Op zijn negentiende plakte hij Amsterdam vol posters tegen de Bijlmer, op zijn vijftigste was hij vrijwilliger op de postkamer van Milieudefensie en nu, tweeënzestig, windt hij zich nog op bij het idee dat kinderen niet meer buiten kunnen spelen.

Zijn leven lang al zit hij tussen de kinderen. Eerst als onderwijzer, later als dramadocent bij de Scapino Dansschool. In 1984 stopte hij als onderwijzer.
"Ik schreef toen al drie jaar voor Sesamstraat. Aart Staartjes zei dat er wel meer voor me te doen was. Vanaf die tijd schrijf ik full-time, voor tv en toneel, soms voor artiesten als Herman van Veen. En ik maak gedichten, meestal voor kinderen." In 1994 verscheen de bundel 'Een gat in de hemel' (zie gedicht in het kader).
Het gaat over gifgrond, afvalbergen en olievlekken. Tussendoor kun je soms even naar adem happen bij een oude eik of een indiaan. Is het niet erg somber? "Ja. Maar ik ben een dichter, ik geef vorm aan wat me bezighoudt. Ik denk echt niet: lieve schatten, nu ga ik voor jullie een mooi boekje maken. In al die jaren bij Sesamstraat heb ik nog nooit iets voor een kleuter geschreven, het is pure lol voor mezelf.

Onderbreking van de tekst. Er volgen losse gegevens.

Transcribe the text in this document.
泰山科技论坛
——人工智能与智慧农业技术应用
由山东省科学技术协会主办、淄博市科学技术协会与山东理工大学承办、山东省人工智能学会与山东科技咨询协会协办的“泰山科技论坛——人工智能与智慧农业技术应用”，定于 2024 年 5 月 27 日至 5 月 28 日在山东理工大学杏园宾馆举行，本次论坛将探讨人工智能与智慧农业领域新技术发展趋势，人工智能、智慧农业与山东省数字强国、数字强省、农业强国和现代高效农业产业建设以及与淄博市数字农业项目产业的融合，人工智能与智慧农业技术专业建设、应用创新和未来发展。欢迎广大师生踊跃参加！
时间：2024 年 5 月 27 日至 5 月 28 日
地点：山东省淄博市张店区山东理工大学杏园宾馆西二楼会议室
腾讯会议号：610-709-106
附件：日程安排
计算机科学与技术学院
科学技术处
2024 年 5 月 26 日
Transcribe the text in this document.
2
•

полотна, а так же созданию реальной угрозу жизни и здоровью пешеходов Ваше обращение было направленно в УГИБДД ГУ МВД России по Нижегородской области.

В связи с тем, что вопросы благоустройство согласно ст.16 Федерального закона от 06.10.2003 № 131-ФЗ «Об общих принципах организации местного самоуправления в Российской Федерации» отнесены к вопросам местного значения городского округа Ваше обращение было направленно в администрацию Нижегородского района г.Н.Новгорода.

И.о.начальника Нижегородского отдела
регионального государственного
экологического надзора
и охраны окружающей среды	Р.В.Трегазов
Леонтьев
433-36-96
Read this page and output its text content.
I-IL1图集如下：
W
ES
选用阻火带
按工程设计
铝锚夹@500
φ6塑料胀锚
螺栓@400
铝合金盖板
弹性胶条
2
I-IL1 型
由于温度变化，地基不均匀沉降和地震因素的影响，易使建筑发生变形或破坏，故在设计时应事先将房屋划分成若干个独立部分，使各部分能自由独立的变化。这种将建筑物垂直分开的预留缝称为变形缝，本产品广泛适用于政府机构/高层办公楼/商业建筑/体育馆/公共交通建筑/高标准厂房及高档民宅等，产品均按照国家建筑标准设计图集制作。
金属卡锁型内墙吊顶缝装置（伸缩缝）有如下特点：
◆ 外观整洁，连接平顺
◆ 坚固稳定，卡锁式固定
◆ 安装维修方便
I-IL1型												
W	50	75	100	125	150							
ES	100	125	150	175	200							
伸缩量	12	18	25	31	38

Op mijn tiende verjaardag kreeg ik van mijn oom Jan en tante Cor Winnie-de-Poeh, dat ligt nu nog naast mijn bed. Wat een zinnen, wat een goede grappen. Toen ontdekte ik hoe leuk taal is. Ik geniet van schrijven, ook als het somber wordt. Bovendien kunnen kinderen heel wat hebben. Als de vorm maar goed is en plezier uitstraalt. In feite ben ik zelfs somberder over de natuur dan in dit boekje. Toen ik vijfendertig was dacht ik: over vijf jaar hebben we het gehad. Ik schreef: 'Wie zouden het overleven? Ik houd het op de kakkerlakken.' Tegelijk kan ik ontzettend genieten van het leven. Mijn verwondering neemt met de dag toe. Als je ziet hoe een duizend poot beweegt!"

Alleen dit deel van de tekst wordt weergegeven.